Opinions from past add perspective
Editor’s note: Looking Back reviews opinions published in The Spokesman-Review during this week in history.
March 24, 1916: An S-R editorial with the headline “Eleven States Are Considering Health Insurance” notes:
“Individual insurance not only can not cover the needs of society, but can not even cover those of all individuals. It leaves the classes unprotected that most require protection. The cost of sickness or casualties falls mainly upon those who can least afford the loss.
“Since society has considerable to do with creating or continuing their industrial conditions, and since the state benefits from their industry and suffers from their misfortunes, it follows that state insurance forms self protection to society.”
March 24, 1946: An editorial (“We Have Faith In Reclamation”) notes the “dream of a fruitful, well-populated Columbia basin” is coming closer to reality.
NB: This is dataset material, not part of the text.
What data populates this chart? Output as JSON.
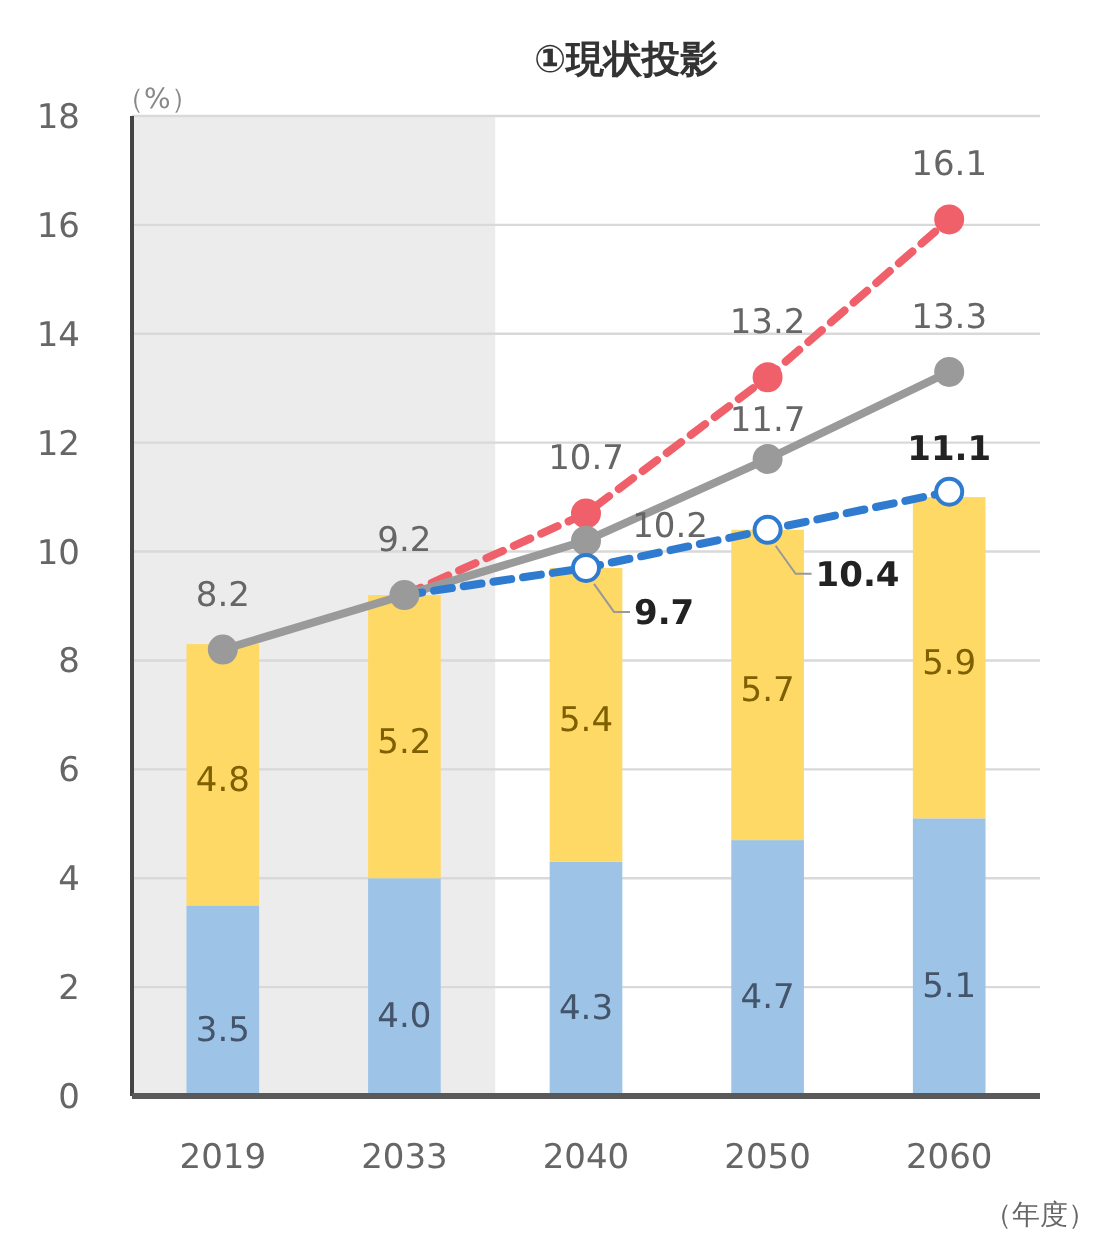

“In building dams, laying our irrigation districts, bringing water to the land, placing reputable citizens on the farms and orchards, encouraging individual enterprise and initiative and in making these public projects self supporting, the bureau of reclamation is an agency unique in our present-day government.
“Its long-time service for the common good of vast numbers of people is an encouraging contrast to the many Washington boards, commissions, administrations, authorities, and whatnots which in recent years have regulated, controlled, pampered and spoon-fed a once virile nation.”
March 24, 1976: In the category of “The More Things Stay the Same,” there is this opener to an S-R editorial:
“The Washington state legislature is like the man who came to dinner and stayed a week. Except the legislature came to Olympia to spend about 40 days and has been there almost twice as long. … In all that time, the legislature hasn’t been able to iron out school financing or clean up differences over tax proposals and budget matters.”
It continues:
“Now the House minority whip, Rep. A.J. Pardini of Spokane, sees the possibility the legislature may be called back in May to consider special levy relief. … The only problem is, in session after session, the legislature never gets down to the business of special levy relief.”
March 22, 1986: An S-R editorial is unsparing in its criticism of the administration’s determination to get involved in Nicaragua’s civil war. It begins:
“If Ronald Reagan is a Contra, as he claimed to be during his feverish but unsuccessful push for U.S. taxpayers to arm Nicaraguan rebels, perhaps Congress ought to give him a machine gun and a plane ride south.”
It continues: “Reagan may have lost Thursday’s vote on $100 million in U.S. aid to the Contras, but he’ll be back, he says. Never say die.”
Ultimately, some administration officials would go around Congress by secretly selling arms to Iran and sending the proceeds to the Contras. It was a scandal that would introduce the world to Lt. Col. Oliver North and tarnish the Reagan presidency.